Something weird happened. Only a few years ago discussions about a possible subversion of this society were always followed by this one remark. As if it was necessary to first agree about this premise, to avoid getting stuck in inevitable cynicism. “But we are never going to see it happen ourselves” or “If it will ever happen”. This “never” or “one day”, two sides of the same illusion, kept the anti-authoritarian movement on life support. They prevented us from putting certain issues on the table. They drew invisible boundaries around our activities. And maybe rightly so. Maybe we couldn’t do more than keeping certain ideas and practices alive in the shadows of the society, in the margin of the political protest movements. Maybe the (repressive and ideological) reaction on the struggles of the ’70s and ’80s has left us dumfounded for the past two decades. The society of the ’90s and ’00s left little space to breath. However, something has changed. Despite my young age, the thought persists that the “social situation” isn’t the same anymore. That also an “anarchist perspective” cannot be the same anymore and that there are already different experiments exploring some new possibilities. I write “despite”, but maybe it is rather because of my young age that I want to see change. In twenty years it will turn out that the world is still turning and the same authoritarian mechanisms of exploitation and oppression are doing their work with some minor adjustments and some patching. But then let it be because our enthusiasm didn’t make it against the conservative society. And don’t let it be because we were silent when we should have spoken, because we whispered when we should have screamed. Don’t let it be because we were empty handed, like a beggar by the side of the road hoping for a crumb of protest while Progress passed by. While we could have picked up a stick and at least for a moment interrupted this macabre circus.

 

To put our anger on paper and our desires in words, we often turn to writings that date from long before our own births. These anarchist pamphlets from ages ago are sometimes blamed for being outdated. But exactly that is their strength. Instead of being the application of a sterile pattern, a reproduction to demonstrate their own truth, they are placed on the cutting edge between total critique and being present and aware of the specific circumstances. Nonetheless we have to be able to understand the contemporary specific circumstances. In the social situation we witness today after the neoliberal ideological attack on the welfare state in the ’90s, when they started with the actual demolition of social democracy using the economical crisis as blackmail (perversely enough triggered by the neoliberal ideology). Education, health care, culture, public transport, city planning, all have to show rather than their electoral profit, their economical profit. On all terrains there have to be cut-backs, only the structures of repression are saved (although also prisons and the security sector are partly privatized). While the European masters Merkel, Sarkozy and Cameron come to tell us that the multicultural society has failed. In short, no more soft integration, social reforms and subsidies, the distribution of power between the leaders of social movements and communities. The social peace will be more and more forced upon us with physical force while more people are falling overboard. Facing the certainty that poverty is on the rise or is consolidating (no perspective on upward social mobility), where certain groups of people don’t seem to be welcome in this society.  When only (decently) paid work gives access to social integration, the prison becomes a place where many will certainly pass several times in their lives; the street conflicts between law enforcement and youth have become continual.

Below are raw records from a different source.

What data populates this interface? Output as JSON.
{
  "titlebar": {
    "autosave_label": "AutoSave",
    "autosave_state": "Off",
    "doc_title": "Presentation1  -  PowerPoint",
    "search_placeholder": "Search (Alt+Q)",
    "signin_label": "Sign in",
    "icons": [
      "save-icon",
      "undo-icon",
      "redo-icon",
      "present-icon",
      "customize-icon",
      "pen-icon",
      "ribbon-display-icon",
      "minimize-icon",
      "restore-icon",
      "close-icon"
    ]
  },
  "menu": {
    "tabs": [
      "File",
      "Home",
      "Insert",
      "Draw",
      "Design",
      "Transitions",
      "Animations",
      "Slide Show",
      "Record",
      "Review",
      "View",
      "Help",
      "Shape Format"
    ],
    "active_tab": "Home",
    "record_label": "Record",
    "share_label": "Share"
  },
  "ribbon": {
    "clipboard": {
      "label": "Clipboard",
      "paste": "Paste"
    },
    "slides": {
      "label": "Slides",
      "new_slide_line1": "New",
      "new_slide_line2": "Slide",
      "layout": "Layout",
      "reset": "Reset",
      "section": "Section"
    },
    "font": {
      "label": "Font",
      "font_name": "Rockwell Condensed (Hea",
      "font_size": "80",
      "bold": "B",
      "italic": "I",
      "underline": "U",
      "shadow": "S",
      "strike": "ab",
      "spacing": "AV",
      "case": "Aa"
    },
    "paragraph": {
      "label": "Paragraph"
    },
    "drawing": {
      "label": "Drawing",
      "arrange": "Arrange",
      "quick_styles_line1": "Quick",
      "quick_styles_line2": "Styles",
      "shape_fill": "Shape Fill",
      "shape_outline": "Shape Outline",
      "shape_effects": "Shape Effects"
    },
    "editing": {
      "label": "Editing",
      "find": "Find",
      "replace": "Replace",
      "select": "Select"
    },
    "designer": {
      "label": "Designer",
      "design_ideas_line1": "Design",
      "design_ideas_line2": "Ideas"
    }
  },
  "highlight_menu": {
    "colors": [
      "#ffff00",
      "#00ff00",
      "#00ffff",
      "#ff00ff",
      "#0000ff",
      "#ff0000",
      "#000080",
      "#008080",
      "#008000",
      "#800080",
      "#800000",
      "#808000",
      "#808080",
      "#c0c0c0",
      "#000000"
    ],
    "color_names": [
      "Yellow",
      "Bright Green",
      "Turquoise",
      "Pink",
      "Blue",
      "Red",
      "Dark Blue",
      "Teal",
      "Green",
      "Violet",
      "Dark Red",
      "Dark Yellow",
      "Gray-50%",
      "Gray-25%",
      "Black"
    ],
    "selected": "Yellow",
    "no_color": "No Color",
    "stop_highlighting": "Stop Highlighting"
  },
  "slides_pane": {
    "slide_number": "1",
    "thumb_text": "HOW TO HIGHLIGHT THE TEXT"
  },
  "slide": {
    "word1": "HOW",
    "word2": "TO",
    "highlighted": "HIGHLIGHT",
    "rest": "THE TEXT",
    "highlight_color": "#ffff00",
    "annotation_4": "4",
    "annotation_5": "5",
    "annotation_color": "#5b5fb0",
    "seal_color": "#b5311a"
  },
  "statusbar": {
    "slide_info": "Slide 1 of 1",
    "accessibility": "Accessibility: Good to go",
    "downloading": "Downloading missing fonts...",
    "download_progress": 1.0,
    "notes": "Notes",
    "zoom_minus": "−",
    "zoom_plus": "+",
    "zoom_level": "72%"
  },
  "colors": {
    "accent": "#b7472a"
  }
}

The insurrections in North Africa and their revolutionary undercurrent find also resonance on the other side of the Mediterranean. The echoes found in the majority of the media coverage are as more often, probably the least interesting. The occupations of the squares in Spain (and other countries) and the calls for “real democracy” seem often to be nothing more than acts of despair from lefty voters who remain confused since the social-democratic parties themselves have buried the project for a social democracy. However, it remains something to sympathize with when people take the time and space to put, maybe not everything but, a lot into question. Nonetheless it is naive to stop there: pacifism and consensus in the general assembly have already has already taken up too much time and space.

There are even people who dare to say that the insurrections in the Arab world were pacifist and were organised through the internet. The Western media had for obvious reasons  a lot of interest in the Tahrir square, but something tells me that it was mainly the cities and villages where all the official institutions of power (party headquarters, government buildings, police stations) were attacked and burned that forced the regimes on their knees. And as far as those who tried to follow Twitter during the insurrection in Egypt, must have been as bored as following the endless news headlines on Al-Jazeera (who was mainly reporting from Tahrir square).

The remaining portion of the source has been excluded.